The Story of Rabbi Tzvi Nassi
James Scott Trimm
Rabbi Tzvi Nassi (Hirsch Prinz) was born in Breslau, Silesia, on August 11th, 1800, he was the son of a rabbi and the youngest of six children. He was left an orphan at the age of fourteen and followed in his father’s footsteps as a Rabbi. In 1824 he published Predigten fur fromme Israeliten (“Sermons for Pious Israelites”).
In these early years Rabbi Nassi came to the conclusion that Yeshua was in fact the Jewish Messiah of Judaism and when he was about twenty-five years of age he began to introduce his congregations to readings from the New Testament. Rabbi Nassi had hoped to establish within the Jewish community, a synagogue of Jewish believers in Yeshua as the Messiah. Instead he was outcast from the Jewish community, alleged to have lost his mind. (In recent years anti-missionaries have claimed there is no evidence that Nassi had ever been a rabbi, saying that claim was a recent invention of Messianic Jews, but in fact the obituary published shortly after his death records his past as a rabbi.)
Having failed to restore a community of believers in Yeshua as Messiah within Judaism, Rabbi Nassi ultimately joined a Christian church and entered the ministry, under the name Christian William Henry Pauli. Despite this, Nassi never truly left his Jewishness behind and continued to immerse himself in his studies of the Targums, the Talumds, Midrashim, Sefer Yetzirah, the Bahir, the Zohar and Rabbinic commentaries.
Later he came to England, he was for some time a student in the University of Cambridge, and enjoyed the friendship of the late Rev. Charles Simeon. While at Cambridge he received an invitation from friends in Oxford. This he accepted, and on arriving at the latter University, he was appointed Lecturer in Hebrew. This post he held for thirteen years. Many of the undergraduates also attended his private classes for the study of the Hebrew language. At this time he published a Hebrew Grammar “Analecta Hebraica,” which became well known and much used by Hebrew students.
In 1863 Rabbi Nassi created quite a stir when he published his monumental work, “The Great Mystery or How Can Three Be One?” which uses the Zohar and other Rabbinic sources to explore the truth of the deity of Messiah and the Three Pillars of the Godhead from a purely Jewish perspective. The title is taken from the following passage in the Zohar:
How can they (the three) be One?
Are they Truely One because we call them One?
How Three can be One can only be known
through the revelation of the Holy Spirit.
A book which came to be passed around and studied secretly by Orthodox Jews for generations.

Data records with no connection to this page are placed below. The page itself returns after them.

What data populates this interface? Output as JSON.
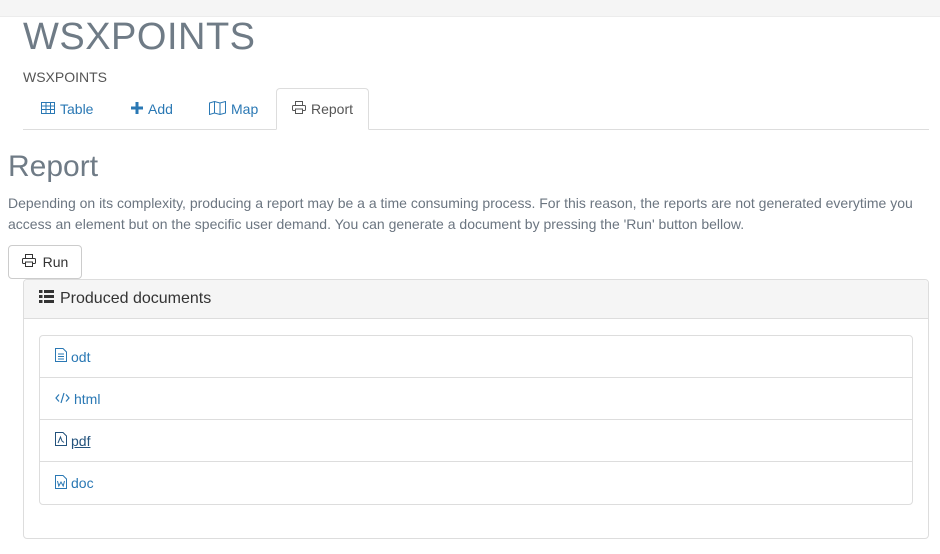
{
  "header": {
    "title": "WSXPOINTS",
    "subtitle": "WSXPOINTS"
  },
  "tabs": [
    {
      "label": "Table",
      "icon": "table-icon",
      "active": false
    },
    {
      "label": "Add",
      "icon": "plus-icon",
      "active": false
    },
    {
      "label": "Map",
      "icon": "map-icon",
      "active": false
    },
    {
      "label": "Report",
      "icon": "print-icon",
      "active": true
    }
  ],
  "report": {
    "title": "Report",
    "description": "Depending on its complexity, producing a report may be a a time consuming process. For this reason, the reports are not generated everytime you access an element but on the specific user demand. You can generate a document by pressing the 'Run' button bellow.",
    "run_label": "Run"
  },
  "panel": {
    "heading": "Produced documents",
    "documents": [
      {
        "label": "odt",
        "icon": "file-text-icon"
      },
      {
        "label": "html",
        "icon": "code-icon"
      },
      {
        "label": "pdf",
        "icon": "file-pdf-icon"
      },
      {
        "label": "doc",
        "icon": "file-word-icon"
      }
    ]
  },
  "colors": {
    "link": "#2a78b4",
    "muted_heading": "#6f7b86",
    "border": "#dddddd",
    "panel_heading_bg": "#f5f5f5"
  }
}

I was first exposed to Rabbi Nassi’s amazing treatise around 1988, at a time when I was struggling myself with the very issues discussed in the little book. At the time I was studying under my mentor, Rabbi Moyal, an Orthodox Rabbi from Israel, who had himself become a believer in Messiah. He gave me a copy of this little book which had been reprinted in Israel in 1970 and 1974. I was amazed at what I learned in such a short booklet.

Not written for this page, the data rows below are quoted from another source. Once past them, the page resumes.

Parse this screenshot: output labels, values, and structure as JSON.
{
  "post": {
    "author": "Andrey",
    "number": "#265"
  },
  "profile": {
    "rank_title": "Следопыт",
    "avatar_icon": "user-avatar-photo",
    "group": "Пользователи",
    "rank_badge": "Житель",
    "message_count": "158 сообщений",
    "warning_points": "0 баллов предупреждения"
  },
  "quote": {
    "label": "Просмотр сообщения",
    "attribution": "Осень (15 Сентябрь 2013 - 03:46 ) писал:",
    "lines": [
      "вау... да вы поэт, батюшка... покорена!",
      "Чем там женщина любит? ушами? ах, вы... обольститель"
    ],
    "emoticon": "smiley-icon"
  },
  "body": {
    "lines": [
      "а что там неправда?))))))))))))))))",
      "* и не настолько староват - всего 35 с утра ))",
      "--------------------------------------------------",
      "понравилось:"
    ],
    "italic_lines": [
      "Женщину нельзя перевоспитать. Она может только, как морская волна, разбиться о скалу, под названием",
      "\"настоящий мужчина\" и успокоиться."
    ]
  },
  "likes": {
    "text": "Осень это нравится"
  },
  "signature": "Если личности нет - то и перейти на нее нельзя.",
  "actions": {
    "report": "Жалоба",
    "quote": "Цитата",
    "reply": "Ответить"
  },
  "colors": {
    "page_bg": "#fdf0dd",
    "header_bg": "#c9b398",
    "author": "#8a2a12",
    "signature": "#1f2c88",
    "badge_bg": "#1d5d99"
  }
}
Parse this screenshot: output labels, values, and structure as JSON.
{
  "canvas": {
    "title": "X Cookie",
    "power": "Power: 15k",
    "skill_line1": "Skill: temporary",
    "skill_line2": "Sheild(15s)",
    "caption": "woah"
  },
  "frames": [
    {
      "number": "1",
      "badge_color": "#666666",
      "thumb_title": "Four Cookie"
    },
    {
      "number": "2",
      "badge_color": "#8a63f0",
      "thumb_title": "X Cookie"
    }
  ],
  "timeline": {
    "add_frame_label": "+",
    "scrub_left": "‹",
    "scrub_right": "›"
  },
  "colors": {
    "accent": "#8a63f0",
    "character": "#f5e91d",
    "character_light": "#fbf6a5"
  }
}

In May 1874 Rabbi Nassi retired to Luton, in Bedfordshire, where he died on the 4th of May. He was the author of several works : “Sermons for Pious Israelites”; “The Great Mystery,” and a translation of the Aramaic Targum of Isaiah. During his last illness he we was reported to be overheard having conversations with “my Savior,” as he called Yeshua, as though he were visibly present to him, and by his side. His last words were “My Savior is nigh.”
While the Gentile Christian world came to know him as Reverend Christian William Henry Pauli, I will always remember him as Rabbi Tzvi Nassi.